10.9.1997, Mittwoch - Villach
Der erste Schultag. Das ist unglaublich. Wie kann die Schule um 7.45 anfangen? Und mein Bus fährt um 6.57. Unmöglich. In Finnland fängt die Schule frühestens um 8.15 an. Meine Klasse ist 7d. Die Leute sehen nett, interessant aus. Das einzige Problem ist, dass ich kein Wort verstehe. Meine Gastfamilie hat sich bemüht und sie haben "hochdeutsch" gesprochen aber die Schüler, die sprechen diesen komischen Dialekt. Sie nennen ihn "Kärntnerisch" und ich stehe total ausserhalb. Die Schule heißt Perau Gymnasium, eine ganz gute Schule, sagt meine Familie. OK, wir werden sehen.

8.12.1997, Montag
Ich bin gerade von Wien zurückgekommen. Unsere Klasse hat die Wienwoche gehabt. Die Reise habe ich ganz toll gefunden. Jetzt kann ich schon besser Deutsch und ich habe viele neue Freunde gefunden. Mit denen habe ich in Wien viel gesehen: Kunsthaus Wien, Donau Turm, 20er Haus, Rathaus und viel mehr. Ich bin in Wien verliebt.

5.1.1998, Montag
Studentenball. Einmalig! Ich tanze, tanze und tanze. So was findet man nicht in Finnland. Die Mädchen in Ballkleidern und die Burschen in Anzügen. Gute Stimmung, gutes Essen und gute Musik. Schön. Jeden Tag gefällt mir das Leben in Österreich besser.

11.3.1998, Mittwoch
Meine Mitschüler fragen, was der Unterschied zwischen finnischen und österreichischen Gymnasien ist. Ich erzähle ihnen etwas, was mich gestört hat. Am ersten Tag kommt der Lehrer in die Klasse hinein und alle standen auf. Ich erstickte fast. Ich konnte das nicht glauben. Dann hörte ich wie jemand fragte: "Herr Professor, können Sie mir, bitte, helfen?" In Finnland müssen die Schüler nicht vor Lehrern "kriechen". Wir sagen dort ganz vertraulich "du". Die Lehrer sind keine Autoritätspersonen für uns.
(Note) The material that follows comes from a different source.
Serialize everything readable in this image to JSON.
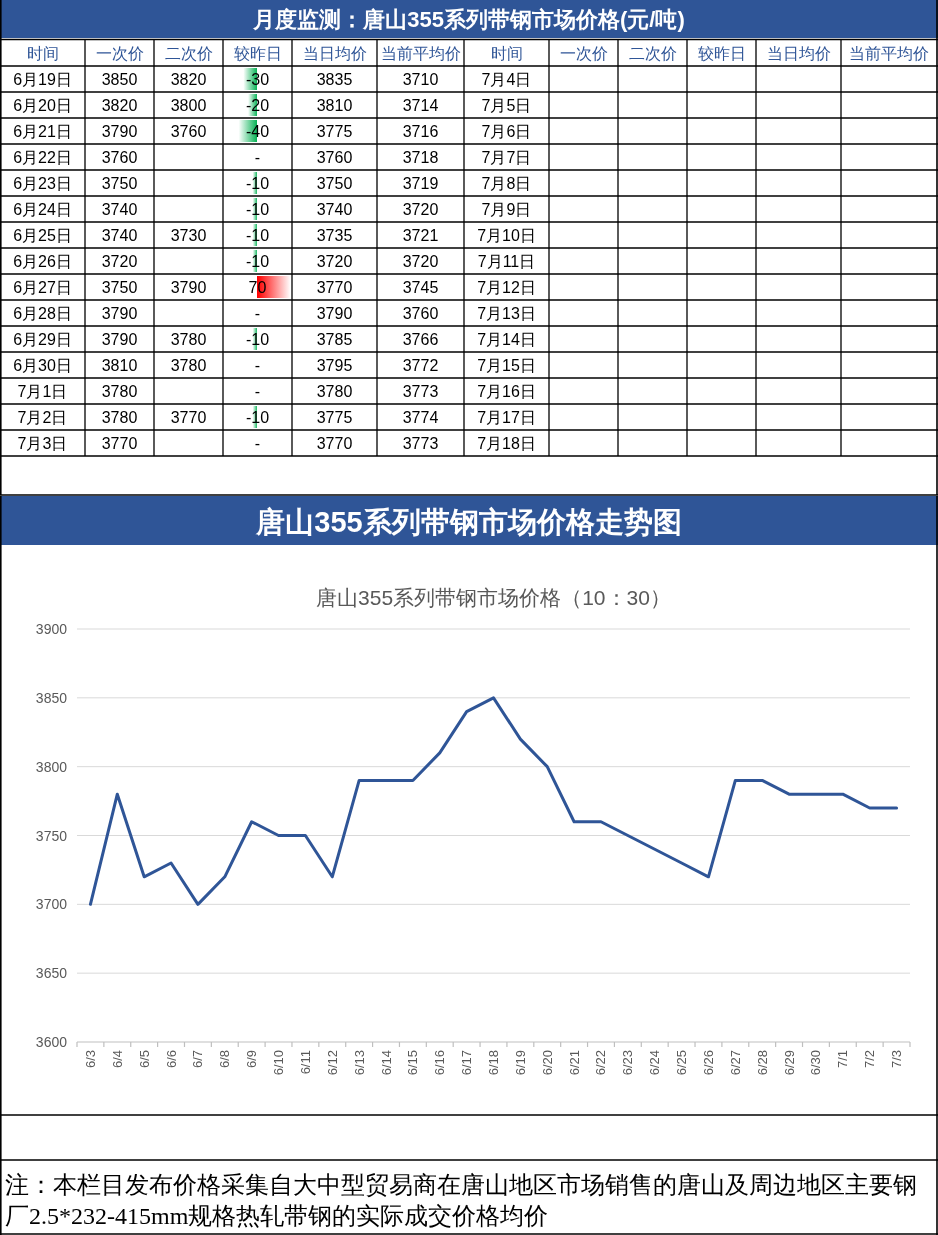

Die sind in der Schule einfach deshalb, weil die Schüler etwas lernen möchten und nicht deshalb, weil die Schüler die Lehrer ehren können. In Finnland können die Schüler auch ihre eigene Schulpläne erstellen. Sie können wählen, ob der Unterricht um 8, um 9 oder um 10 beginnt. Meiner Ansicht nach kann man sich in Finnland mehr spezialisieren. Man darf aber nicht glauben, dass das österreichische Schulsystem schlecht ist. Das ist es nicht (nur ein bisschen altmodisch, vielleicht). Hier ist der Unterricht persönlicher. Die Lehrer kennen die Schüler ganz gut und deshalb können sie die einzelnen Personen beachten. Bis jetzt habe ich viele neue Dinge über das Schulsystem in Österreich erfahren. Aber welches ist besser, das finnische oder das österreichische? Das kann ich nicht sagen. Sie sind zu verschieden.

11.5.1998, Montag
Es ist schon bald Sommer! Die Zeit vergeht so schnell. Jetzt kann ich mein Deutsch schon recht gut verwenden. Die Sonne scheint. Die Leute in der Schule gefallen mir ganz gut und gerade drehen wir einen Film über das Perau Gymnasium mit ein paar Mitschülern. Super! Jetzt kommt auch das Ergebnis, dass das Perau Gymnasium die beste Schule in ganz Kärnten ist. Das ist kein Wunder. Es gibt sehr gute Lehrer und Schüler im Perau-Gym.

24.6.1998, Mittwoch
Ich fahre in zwei Wochen nach Hause. Ich freue mich schon sehr, aber gleichzeitig bin ich traurig und schwermütig. Ich kann kaum glauben, dass ich ein ganzes Schuljahr hier verbracht habe. Ich bin sehr zufrieden mit meinem Jahr. Ich habe eine super Gastfamilie gehabt, viele gute Freunde, eine gute Schule, die mir viel Freiheit gegeben hat und ausserdem habe ich eine neue Sprache gelernt. Ich habe auch gelernt, dass die Österreicher nicht immer jodeln und kaum den Film "The Sound of Music" kennen. Ich schliesse mein Jahr hier am 2. Juli ab, wenn unser Schulchor "Carmina Burma" im Congress Haus aufführt.

Fortuna, velut luna. Auf Wiedersehen Österreich. Ich werde dich vermissen!!!!